Wednesday, February 25, 2026

SAHRR Round 5 Two Colours

This time it was Gail of QuiltingGail, the creator of this fun round robin activity, who chose the prompt for this week's round. She asked us to use just two colours in this round. I already had the one purple, a marbled-ish berry, and I decided to put a lighter blue with it.

It definitely brightens up the quilt!

I only started this round on Monday, after spending all last week on Etsy orders and Project Quilting. I knew I'd be away most of the day on Tuesday, sitting in a courtroom for juror selection. Not fun, even more so when I discovered the case was sexual assault on a girl of about 10 or 11 that happened two years ago. Now that the stress is over of pleading to the Universe that my number not be pulled from the drum by the court registrar, it was actually quite interesting and sobering to take part in this critical piece of our democracy. Why has this taken so long to get to trial? Simple answer: Ontario, as most provinces, has not financed our judicial system as it is meant to be, so courts are jammed, and cases like this take two years to come to trial. Why do so many governments, Conservatives especially, take funding away from key components of a healthy society, like the judicial system, education and healthcare? It is infuriating. For their mindset, profit is king, at any cost. Our premier would rather give all his 18+ year old voters $200 close to election time, I kid you not, rather than put that money towards any of those three key areas.

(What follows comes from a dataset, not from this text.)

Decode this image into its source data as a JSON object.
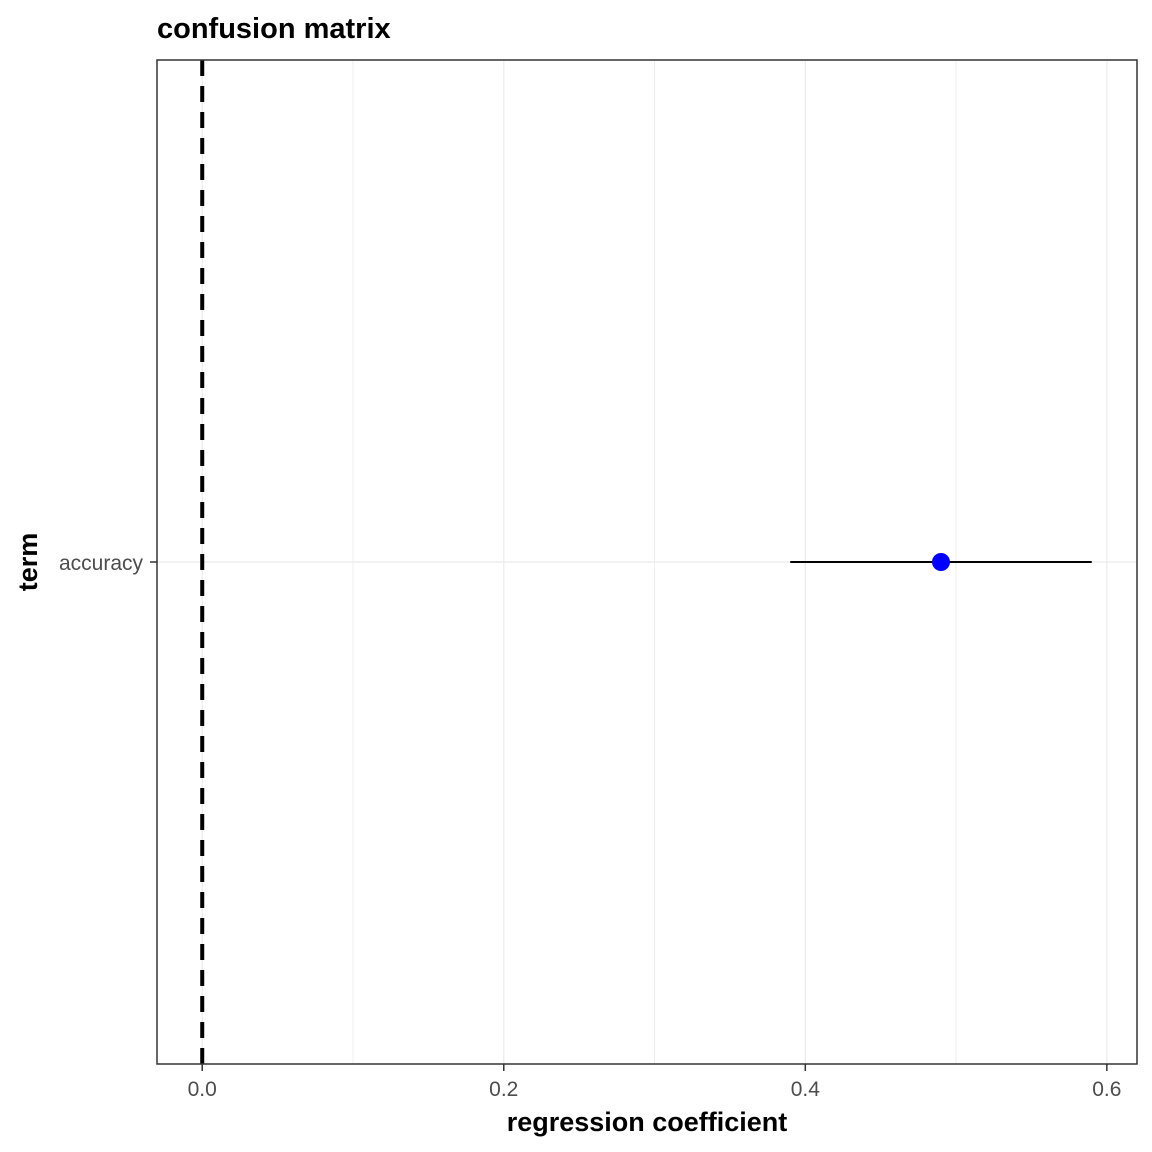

The entire juror selection process took about 4 ½ hours during which time the approximate 90 of us (I counted chairs while waiting to get checked in) couldn't leave the room other than to go to the washroom. While court was in session, no phones were allowed, and they had to be silenced. The court registrar pulled numbers in pools of 20, (by juror number and occupation only, no names, and we were told by the judge not to use our names with our jurors either) took those selected to another courtroom where the judge talked to each potential juror in front of the lawyers to determine if they were eligible, (this process took about 90 minutes or more) and then court resumed in our courtroom where she requested the court registrar pull just ten more in the next pool in order to get the required 14: twelve jurors and two alternates. Sidenote: I used to teach the play Twelve Angry Men to my grade 12 English class--talk about feeling all of that to some degree! Those ten people filed out and about half an hour later, the court resumed in our courtroom, and after another speech, she dismissed us. Note that the accused was present during all of this, extremely uncomfortable and disconcerting, as well as the girl, now about 12 or 13, with her mother, though they pulled them out before proceedings started. This is the third time I've been called to jury selection, twice before in Alberta, about every 15 years, and it had better be the last because I am not cut out for this. The first time was for three different cases, embezzlement were two and assault and unlawful confinement was the other and I freaked the entire time that drum was opened and a number pulled. Interestingly, there the judge spoke to each potential juror, the lawyers each stated whether they approved or not that juror, right in the same courtroom where we all were, and not in a separate one.

I got home around 2:30 and after decompressing with MacGyver, continued a little more work before I had to teach yoga, yeah, rather a busy day for this retired quilter! After supper I pushed to finish, and just before bedtime, it was complete.

This was the perfect prompt, because last week I had left it with the curves in the four corners and around the top butterfly. I had actually thought of doing a piano key border between the curves in the four corners and centre top butterfly at that point but decided to wait and see. Because I try to limit myself to only using my scrap boxes, and under half yard plastic drawers system, you will notice that there are actually two very similar in tone and shade of both the blue and the purple.

I also pulled out the Swiss cheese butterfly fabric just to see if I could add in a few butterflies to those 2.5" x 3.5" piano keys to add to this quilt that seems to have developed a bit of a butterfly theme.
Designing on the design wall as I go!

I popped in just two at first with the first of the piano keys. This is when I was incorporating a half-inch border with the absolute perfect fabric: a soft blue and hits of light purple Eleanor Burns older one I'd bought for watercolour quilts. All I had was 20 cm x WOF, enough to cut four 1" strips.

I didn't take any other process photos of me lining up the rectangles along the sides and then adding in more butterflies . Finding that the big one would work at the very bottom was a thrill! Putting a curve around it would have cut off too much, so it got the deep purple bars on either side because I needed to make up one more inch. The math and odd number I have ended up with has made my brain ache. A couple of the piano keys on each side finish at 2.25" and not 2", sigh but it all fits (oh yes there was a fair amount of reverse sewing and cursing involved.) The quilt is currently 43" square.

Sadly, the deadline was Monday at midnight, so I did not make the linkup this week. The last round was posted this morning and we are to do whatever we like! At this point I have no idea what that will be, though I have intended all along to use more of the yellow floral trellis in the final round.